Many regarded Theron, a former model and ballerina, as the front-runner for the award after she gained 30 pounds and wore prosthetic teeth and splotchy makeup to play real-life serial killer Aileen Wuornos. Critics hailed both her emotional and physical transformation.
During her acceptance speech, Theron tearfully thanked makeup artist "Toni G, for transforming me so incredibly."
"This has been such an incredible year," she said while clutching her Oscar.
Make that three incredible years in a row.
Last year, Nicole Kidman collected the same honor for subverting her glamorous image with makeup and a prosthetic nose to play the drab-looking character of suicidal author Virginia Woolf in "The Hours."
When she first saw her delicate features rendered virtually unrecognizable, Kidman said she thought it "could either look totally ridiculous or it will really help people get lost in the character and the film."
"Once you become attached to your identity as an actor, you're in dangerous territory," Kidman told The Associated Press last year. "My job is to say, 'I give you my heart and soul and am willing to sweat blood for this.' Everything else is to be changed, reused and discovered."
In 2002, Halle Berry claimed the best-actress Oscar for de-glamming as a working-class mother who has a gritty sex scene with Billy Bob Thornton in "Monster's Ball."

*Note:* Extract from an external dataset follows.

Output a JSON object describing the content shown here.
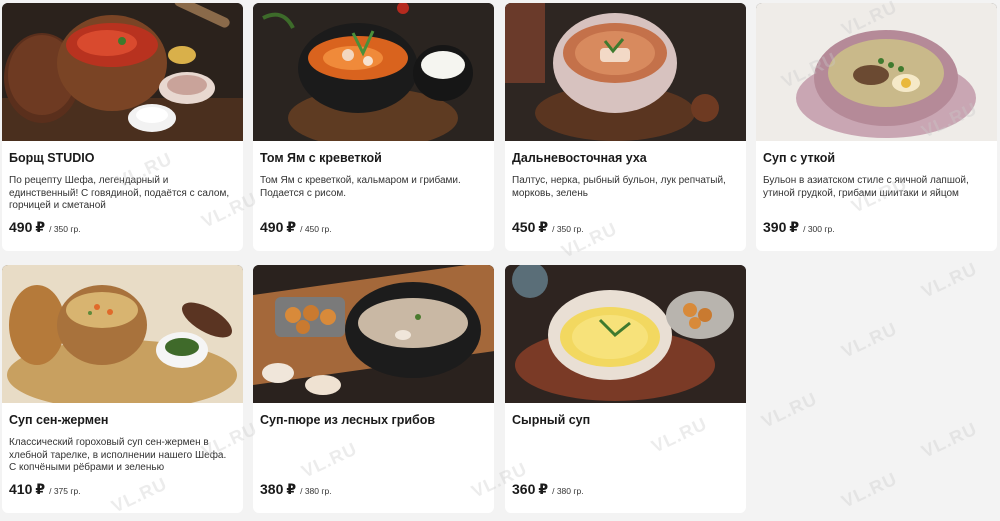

Other actresses whose scruffy makeovers paid off include Elizabeth Taylor, who rejuvenated her sagging post-"Cleopatra" career with a boozy turn in 1966's "Who's Afraid of Virginia Woolf?" The screen beauty let her hair go gray and gained weight, and earned her second lead-actress Oscar.

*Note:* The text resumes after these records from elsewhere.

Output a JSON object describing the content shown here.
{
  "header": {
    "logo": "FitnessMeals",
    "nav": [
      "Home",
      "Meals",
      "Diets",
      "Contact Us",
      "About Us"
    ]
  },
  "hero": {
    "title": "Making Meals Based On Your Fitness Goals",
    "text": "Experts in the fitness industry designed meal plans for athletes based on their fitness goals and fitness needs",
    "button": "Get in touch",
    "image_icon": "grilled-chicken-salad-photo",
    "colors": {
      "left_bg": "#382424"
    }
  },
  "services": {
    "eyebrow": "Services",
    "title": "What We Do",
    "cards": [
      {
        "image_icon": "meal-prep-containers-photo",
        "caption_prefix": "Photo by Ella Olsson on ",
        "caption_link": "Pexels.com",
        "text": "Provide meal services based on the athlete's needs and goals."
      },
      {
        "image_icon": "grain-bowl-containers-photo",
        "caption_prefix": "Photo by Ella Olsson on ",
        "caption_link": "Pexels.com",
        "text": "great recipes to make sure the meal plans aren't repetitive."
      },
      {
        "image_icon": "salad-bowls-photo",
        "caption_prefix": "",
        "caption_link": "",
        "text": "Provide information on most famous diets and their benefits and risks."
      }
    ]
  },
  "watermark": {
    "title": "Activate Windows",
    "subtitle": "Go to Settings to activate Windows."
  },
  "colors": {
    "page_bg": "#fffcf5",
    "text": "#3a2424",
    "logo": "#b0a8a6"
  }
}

When "Raging Bull" came out in 1980, it was considered shocking that Robert De Niro would pack on 60 pounds to play the aging boxer. Since then, stars have tried to emulate the same kind of buzz.
Tom Hanks won his first actor Oscar for playing a frail AIDS patient in "Philadelphia." Hanks also was nominated for "Cast Away," in which he beefed up - then took a break in filming to emaciate himself for his character's extended desert island stay.
And before he won his "Gladiator" trophy, Russell Crowe earned an acting nomination for playing a portly, snowy-haired corporate whistleblower in "The Insider."
The actor most renowned for hiding his real face was silent-film great Lon Chaney, nicknamed "Man of a Thousand Faces" for his starring roles in "The Hunchback of Notre Dame," "The Phantom of the Opera," and "A Blind Bargain," in which he played dual roles as a doctor and ape man.
Chaney began developing his own makeup and prosthetics to portray monsters, in part, because some filmmakers thought he wasn't handsome enough for mainstream leading-man roles.
But he never won an Oscar - perhaps, because he wasn't pretty enough in the first place.